The Taliban Ministry of Finance has announced that they are about to finalize the National Budget for the upcoming year that will be entirely based on domestic revenues and will not rely on foreign aid. The contents of the National Budget for next year have not been disclosed, but the finance ministry spokesman said the budget could be funded from domestic revenues.

Since the Taliban took power in August, most foreign aid has been suspended, and the Taliban government has little money to spend.

The Taliban finance ministry’s spokesman, Ahmad Wali Haqmal, told the media that they had drafted the National Budget, which would be free of foreign aid for the first time in two decades. According to him, the draft budget will be submitted to the Taliban cabinet for approval before being published.

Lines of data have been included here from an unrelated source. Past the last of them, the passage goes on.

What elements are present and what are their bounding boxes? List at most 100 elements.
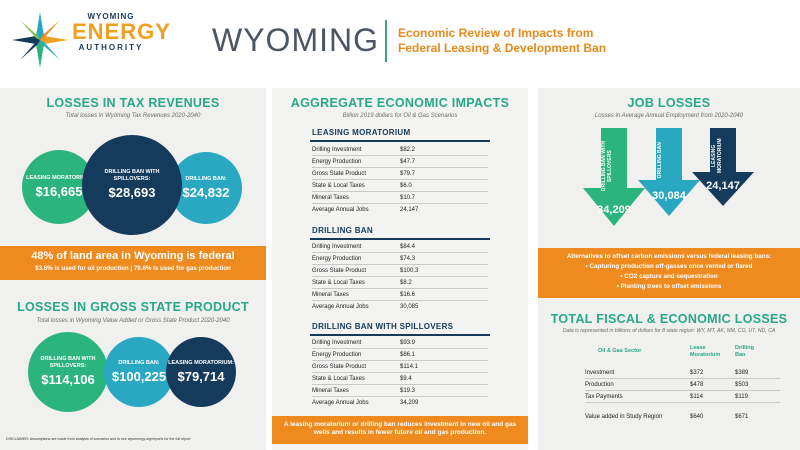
table-row: Gross State Product $114.1 (312, 362, 488, 373)
row-key: State & Local Taxes (312, 280, 365, 286)
row-key: Value added in Study Region (585, 414, 663, 420)
row-lease-value: $478 (690, 382, 704, 388)
tax-circle-drilling-ban: DRILLING BAN: $24,832 (170, 152, 242, 224)
section-rule (310, 334, 490, 336)
row-key: Average Annual Jobs (312, 207, 369, 213)
tax-circle-drilling-ban-spillovers: DRILLING BAN WITH SPILLOVERS: $28,693 (82, 135, 182, 235)
circle-value: $114,106 (41, 372, 95, 387)
arrow-label: DRILLING BAN WITH SPILLOVERS (601, 141, 613, 191)
fiscal-title: TOTAL FISCAL & ECONOMIC LOSSES (550, 312, 788, 326)
row-value: $16.6 (400, 292, 416, 298)
alternatives-item: • Planting trees to offset emissions (616, 283, 722, 290)
logo-line-1: WYOMING (87, 12, 135, 21)
logo-line-3: AUTHORITY (78, 43, 144, 52)
gsp-circle-drilling-ban-spillovers: DRILLING BAN WITH SPILLOVERS: $114,106 (28, 332, 108, 412)
arrow-drilling-ban-spillovers (583, 128, 645, 226)
header: WYOMING ENERGY AUTHORITY WYOMING Economi… (0, 0, 800, 82)
middle-panel (272, 88, 528, 450)
circle-label: DRILLING BAN: (185, 175, 227, 182)
circle-value: $16,665 (35, 183, 83, 199)
circle-label: DRILLING BAN WITH SPILLOVERS: (40, 356, 96, 369)
table-row: Average Annual Jobs 30,085 (312, 302, 488, 313)
alternatives-item: • CO2 capture and sequestration (620, 273, 718, 280)
row-ban-value: $119 (735, 394, 748, 400)
arrow-label: LEASING MORATORIUM (711, 138, 723, 174)
table-row: State & Local Taxes $8.2 (312, 278, 488, 289)
section-heading-drilling-ban-spillovers: DRILLING BAN WITH SPILLOVERS (312, 322, 454, 331)
row-ban-value: $389 (735, 370, 749, 376)
tax-revenues-subtitle: Total losses in Wyoming Tax Revenues 202… (65, 113, 201, 119)
circle-value: $79,714 (177, 368, 225, 384)
circle-value: $24,832 (182, 184, 230, 200)
row-value: 24,147 (400, 207, 419, 213)
table-row: Drilling Investment $82.2 (312, 145, 488, 156)
federal-land-detail: $3.6% is used for oil production | 78.6%… (35, 265, 231, 272)
row-key: Drilling Investment (312, 340, 362, 346)
table-row: Mineral Taxes $10.7 (312, 193, 488, 204)
row-value: $9.4 (400, 376, 412, 382)
arrow-leasing-moratorium (692, 128, 754, 206)
row-value: $82.2 (400, 147, 416, 153)
row-key: Energy Production (312, 352, 362, 358)
state-title: WYOMING (212, 22, 379, 58)
job-losses-subtitle: Losses in Average Annual Employment from… (594, 113, 744, 119)
row-key: Energy Production (312, 159, 362, 165)
fiscal-col-lease: Lease Moratorium (690, 345, 721, 358)
row-value: $74.3 (400, 256, 416, 262)
row-lease-value: $640 (690, 414, 704, 420)
table-row: Gross State Product $79.7 (312, 169, 488, 180)
arrow-value: 30,084 (652, 190, 686, 202)
arrow-value: 34,209 (597, 204, 631, 216)
alternatives-item: • Capturing production off-gasses once v… (585, 263, 753, 270)
gsp-circle-leasing-moratorium: LEASING MORATORIUM: $79,714 (166, 337, 236, 407)
row-lease-value: $114 (690, 394, 703, 400)
fiscal-total-row: Value added in Study Region $640 $671 (585, 412, 780, 423)
row-lease-value: $372 (690, 370, 704, 376)
row-key: Production (585, 382, 614, 388)
aggregate-title: AGGREGATE ECONOMIC IMPACTS (290, 96, 510, 110)
table-row: Energy Production $47.7 (312, 157, 488, 168)
row-key: Mineral Taxes (312, 388, 349, 394)
table-row: Energy Production $86.1 (312, 350, 488, 361)
review-title: Economic Review of Impacts from Federal … (398, 26, 607, 55)
row-key: Average Annual Jobs (312, 400, 369, 406)
alternatives-band: Alternatives to offset carbon emissions … (538, 248, 800, 298)
row-key: Mineral Taxes (312, 292, 349, 298)
section-rule (310, 238, 490, 240)
job-losses-title: JOB LOSSES (627, 96, 711, 110)
row-ban-value: $503 (735, 382, 749, 388)
row-key: Gross State Product (312, 268, 367, 274)
arrow-label: DRILLING BAN (657, 142, 663, 178)
section-heading-drilling-ban: DRILLING BAN (312, 226, 373, 235)
table-row: Mineral Taxes $16.6 (312, 290, 488, 301)
row-key: Mineral Taxes (312, 195, 349, 201)
row-key: Drilling Investment (312, 244, 362, 250)
fiscal-row: Production $478 $503 (585, 380, 780, 391)
aggregate-footer: A leasing moratorium or drilling ban red… (272, 416, 528, 444)
federal-land-headline: 48% of land area in Wyoming is federal (31, 250, 235, 262)
table-row: Energy Production $74.3 (312, 254, 488, 265)
row-key: Tax Payments (585, 394, 623, 400)
row-key: Average Annual Jobs (312, 304, 369, 310)
row-value: $10.7 (400, 195, 416, 201)
gsp-title: LOSSES IN GROSS STATE PRODUCT (17, 300, 249, 314)
table-row: Average Annual Jobs 24,147 (312, 205, 488, 216)
fiscal-col-sector: Oil & Gas Sector (598, 348, 642, 354)
logo-line-2: ENERGY (72, 19, 171, 44)
row-value: 34,209 (400, 400, 419, 406)
row-key: State & Local Taxes (312, 183, 365, 189)
row-value: 30,085 (400, 304, 419, 310)
table-row: State & Local Taxes $9.4 (312, 374, 488, 385)
row-value: $114.1 (400, 364, 418, 370)
row-value: $84.4 (400, 244, 416, 250)
row-key: Energy Production (312, 256, 362, 262)
aggregate-subtitle: Billion 2019 dollars for Oil & Gas Scena… (342, 113, 458, 119)
fiscal-row: Investment $372 $389 (585, 368, 780, 379)
logo-star-icon (12, 12, 68, 68)
circle-label: DRILLING BAN: (118, 359, 160, 366)
table-row: Average Annual Jobs 34,209 (312, 398, 488, 409)
section-heading-leasing-moratorium: LEASING MORATORIUM (312, 128, 411, 137)
table-row: Gross State Product $100.3 (312, 266, 488, 277)
row-value: $19.3 (400, 388, 416, 394)
row-value: $47.7 (400, 159, 416, 165)
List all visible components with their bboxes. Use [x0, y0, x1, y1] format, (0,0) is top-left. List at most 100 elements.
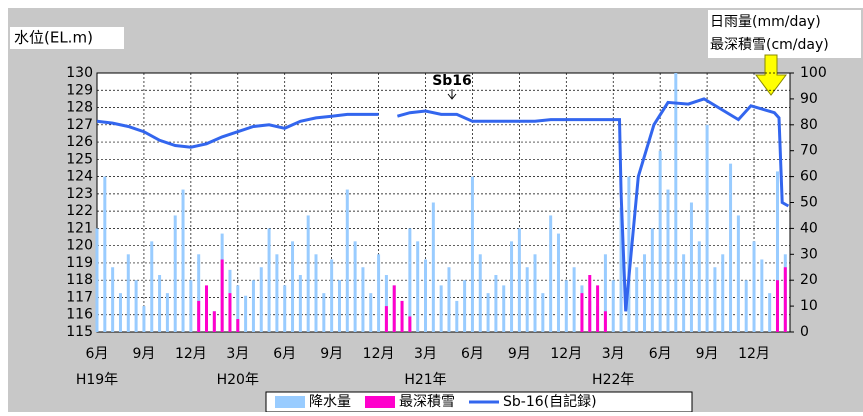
bar [470, 176, 474, 332]
y-tick-label: 125 [66, 151, 93, 167]
bar [775, 280, 779, 332]
x-tick-label: 6月 [461, 346, 484, 362]
bar [306, 215, 310, 332]
bar [118, 293, 122, 332]
y2-tick-label: 40 [800, 220, 818, 236]
y2-tick-label: 80 [800, 117, 818, 133]
bar [502, 285, 506, 332]
bar [682, 254, 686, 332]
bar [369, 293, 373, 332]
bar [416, 241, 420, 332]
bar [635, 267, 639, 332]
bar [775, 171, 779, 332]
y2-tick-label: 90 [800, 91, 818, 107]
bar [291, 241, 295, 332]
y-tick-label: 118 [66, 272, 93, 288]
y2-tick-label: 30 [800, 246, 818, 262]
plot-area [96, 72, 791, 333]
year-label: H20年 [217, 372, 259, 388]
bar [337, 280, 341, 332]
y2-tick-label: 10 [800, 298, 818, 314]
legend-label: 降水量 [309, 394, 351, 410]
y-tick-label: 119 [66, 255, 93, 271]
bar [134, 280, 138, 332]
bar [486, 293, 490, 332]
x-tick-label: 9月 [132, 346, 155, 362]
bar [197, 300, 201, 332]
y2-axis-label: 日雨量(mm/day) [710, 14, 821, 30]
bar [580, 293, 584, 332]
bar [736, 215, 740, 332]
bar [142, 306, 146, 332]
bar [236, 319, 240, 332]
x-tick-label: 9月 [696, 346, 719, 362]
y-axis-label: 水位(EL.m) [14, 29, 93, 47]
y2-tick-label: 70 [800, 143, 818, 159]
x-tick-label: 6月 [86, 346, 109, 362]
bar [298, 275, 302, 332]
bar [674, 73, 678, 332]
bar [353, 241, 357, 332]
bar [150, 241, 154, 332]
bar [517, 228, 521, 332]
bar [275, 254, 279, 332]
y-tick-label: 129 [66, 82, 93, 98]
x-tick-label: 3月 [414, 346, 437, 362]
bar [330, 259, 334, 332]
bar [556, 233, 560, 332]
bar [494, 275, 498, 332]
bar [689, 202, 693, 332]
x-tick-label: 6月 [649, 346, 672, 362]
bar [197, 254, 201, 332]
y2-tick-label: 60 [800, 169, 818, 185]
bar [173, 215, 177, 332]
bar [650, 228, 654, 332]
bar [220, 259, 224, 332]
bar [643, 254, 647, 332]
bar [251, 280, 255, 332]
bar [103, 176, 107, 332]
bar [596, 285, 600, 332]
bar [361, 267, 365, 332]
bar [189, 280, 193, 332]
bar [768, 293, 772, 332]
bar [783, 267, 787, 332]
x-tick-label: 3月 [226, 346, 249, 362]
bar [603, 254, 607, 332]
bar [510, 241, 514, 332]
year-label: H22年 [592, 372, 634, 388]
x-tick-label: 6月 [273, 346, 296, 362]
bar [627, 176, 631, 332]
bar [721, 254, 725, 332]
bar [228, 293, 232, 332]
ylabel-box [10, 27, 124, 49]
bar [697, 241, 701, 332]
bar [392, 285, 396, 332]
y-tick-label: 123 [66, 186, 93, 202]
y-tick-label: 122 [66, 203, 93, 219]
year-label: H19年 [76, 372, 118, 388]
bar [463, 280, 467, 332]
bar [447, 267, 451, 332]
bar [525, 267, 529, 332]
x-tick-label: 9月 [320, 346, 343, 362]
legend-swatch [275, 396, 305, 408]
y2-tick-label: 0 [800, 324, 809, 340]
bar [713, 267, 717, 332]
bar [408, 228, 412, 332]
bar [424, 259, 428, 332]
y-tick-label: 121 [66, 220, 93, 236]
y2-tick-label: 100 [800, 65, 827, 81]
bar [619, 207, 623, 332]
bar [400, 300, 404, 332]
bar [384, 275, 388, 332]
bar [212, 311, 216, 332]
bar [564, 280, 568, 332]
bar [666, 189, 670, 332]
bar [478, 254, 482, 332]
y-tick-label: 126 [66, 134, 93, 150]
y2-axis-label: 最深積雪(cm/day) [710, 37, 829, 53]
bar [259, 267, 263, 332]
bar [611, 280, 615, 332]
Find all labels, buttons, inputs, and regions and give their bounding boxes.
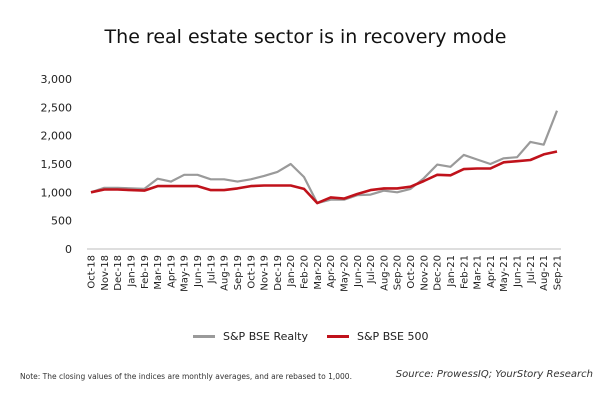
x-tick-label: Jun-21 — [513, 255, 524, 288]
x-tick-label: Dec-20 — [433, 255, 444, 291]
x-axis: Oct-18 Nov-18 Dec-18 Jan-19 Feb-19 Mar-19 Apr-… — [87, 255, 564, 292]
x-tick-label: Sep-19 — [233, 255, 244, 290]
y-tick-label: 2,500 — [41, 101, 73, 114]
y-axis: 0 500 1,000 1,500 2,000 2,500 3,000 — [41, 73, 73, 256]
legend: S&P BSE Realty S&P BSE 500 — [0, 330, 611, 350]
y-tick-label: 1,000 — [41, 186, 73, 199]
x-tick-label: Feb-20 — [300, 255, 311, 289]
x-tick-label: Jul-19 — [206, 255, 217, 284]
x-tick-label: Nov-20 — [419, 255, 430, 291]
y-tick-label: 500 — [51, 215, 72, 228]
x-tick-label: Mar-19 — [153, 255, 164, 290]
x-tick-label: Oct-18 — [87, 255, 98, 289]
x-tick-label: Feb-21 — [459, 255, 470, 289]
legend-item-realty: S&P BSE Realty — [193, 330, 308, 343]
x-tick-label: Oct-19 — [246, 255, 257, 289]
x-tick-label: Nov-19 — [260, 255, 271, 291]
x-tick-label: Apr-21 — [486, 255, 497, 288]
x-tick-label: Nov-18 — [100, 255, 111, 291]
legend-label-realty: S&P BSE Realty — [223, 330, 309, 343]
x-tick-label: Jun-20 — [353, 255, 364, 288]
x-tick-label: Jan-19 — [126, 255, 137, 288]
x-tick-label: Feb-19 — [140, 255, 151, 289]
footnote: Note: The closing values of the indices … — [20, 372, 352, 381]
y-tick-label: 2,000 — [41, 130, 73, 143]
series-line-realty — [90, 110, 559, 205]
legend-swatch-bse500 — [327, 335, 349, 338]
x-tick-label: Jul-21 — [526, 255, 537, 284]
chart-title: The real estate sector is in recovery mo… — [104, 26, 507, 48]
source-credit: Source: ProwessIQ; YourStory Research — [395, 369, 593, 380]
x-tick-label: Apr-19 — [166, 255, 177, 288]
x-tick-label: Aug-21 — [539, 255, 550, 291]
x-tick-label: Jan-20 — [286, 255, 297, 288]
y-tick-label: 1,500 — [41, 158, 73, 171]
x-tick-label: Aug-20 — [379, 255, 390, 291]
series-line-bse500 — [90, 150, 558, 205]
x-tick-label: Mar-20 — [313, 255, 324, 290]
x-tick-label: Oct-20 — [406, 255, 417, 289]
y-tick-label: 3,000 — [41, 73, 73, 86]
x-tick-label: Aug-19 — [220, 255, 231, 291]
x-tick-label: Dec-18 — [113, 255, 124, 291]
y-tick-label: 0 — [65, 243, 72, 256]
legend-label-bse500: S&P BSE 500 — [357, 330, 429, 343]
legend-swatch-realty — [193, 335, 215, 338]
legend-item-bse500: S&P BSE 500 — [327, 330, 428, 343]
x-tick-label: Jul-20 — [366, 255, 377, 284]
x-tick-label: Apr-20 — [326, 255, 337, 288]
x-tick-label: Sep-21 — [553, 255, 564, 290]
x-tick-label: May-20 — [339, 255, 350, 292]
x-tick-label: Dec-19 — [273, 255, 284, 291]
x-tick-label: Mar-21 — [473, 255, 484, 290]
x-tick-label: May-19 — [180, 255, 191, 292]
x-tick-label: Sep-20 — [393, 255, 404, 290]
x-tick-label: May-21 — [499, 255, 510, 292]
x-tick-label: Jan-21 — [446, 255, 457, 288]
x-tick-label: Jun-19 — [193, 255, 204, 288]
series-layer — [90, 110, 559, 205]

When the Taliban came to power in August this year, western-backed countries also blocked access to billions of dollars in Afghanistan’s foreign exchange assets, and suspended committed global financial aid. The United Nations has warned of a humanitarian crisis caused by widespread hunger and poverty in the country.

Through the International Bank of Afghanistan, the United Nations provides cash assistance. Last month, the Taliban’s finance ministry announced that it would pay the unpaid three months’ salaries/wages to government employees, following complaints from employees in some ministries about not being paid. Ahmad Wali Haqmal acknowledged that government employees had not been paid for several months, saying “we will do our best” to pay the remaining salaries by the end of the year.

The Taliban Ministry of Finance also announced that they have generated 26.915 billion afghanis ($ 283 million) in revenue in the last 78 days. “Our revenue is increasing on a daily basis,” the ministry stated.

The previous government’s budget for last year, prepared under the support of the International Monetary Fund, was more than 473 billion afghanis (approximately $ 6 billion), of which 311 billion afghanis were general expenditure budget (approximately $ 4 billion) and 161 billion afghanis were development budgets. Afghanistan’s domestic resources contribute 216 billion afghanis ($ 2.8 billion) to this budget, with the remainder came from foreign aid.

The Draft National Budget of the Taliban government comes at a time when Afghanistan in on brink of mass starvation nearly four months after they seized power. According to different aid groups, millions of children and poor are in danger of death this winter in Afghanistan.

This winter, more than half of the population of Afghanistan are expected to face life-threatening food-insecurity according to the WFP. Additionally, the International Crisis Group has said in a recent report that the international community should support more Afghans before it is too late.

The decision to draft the National Budget without foreign aid and without understanding of modern economy will deepen the humanitarian and economic crisis in Afghanistan.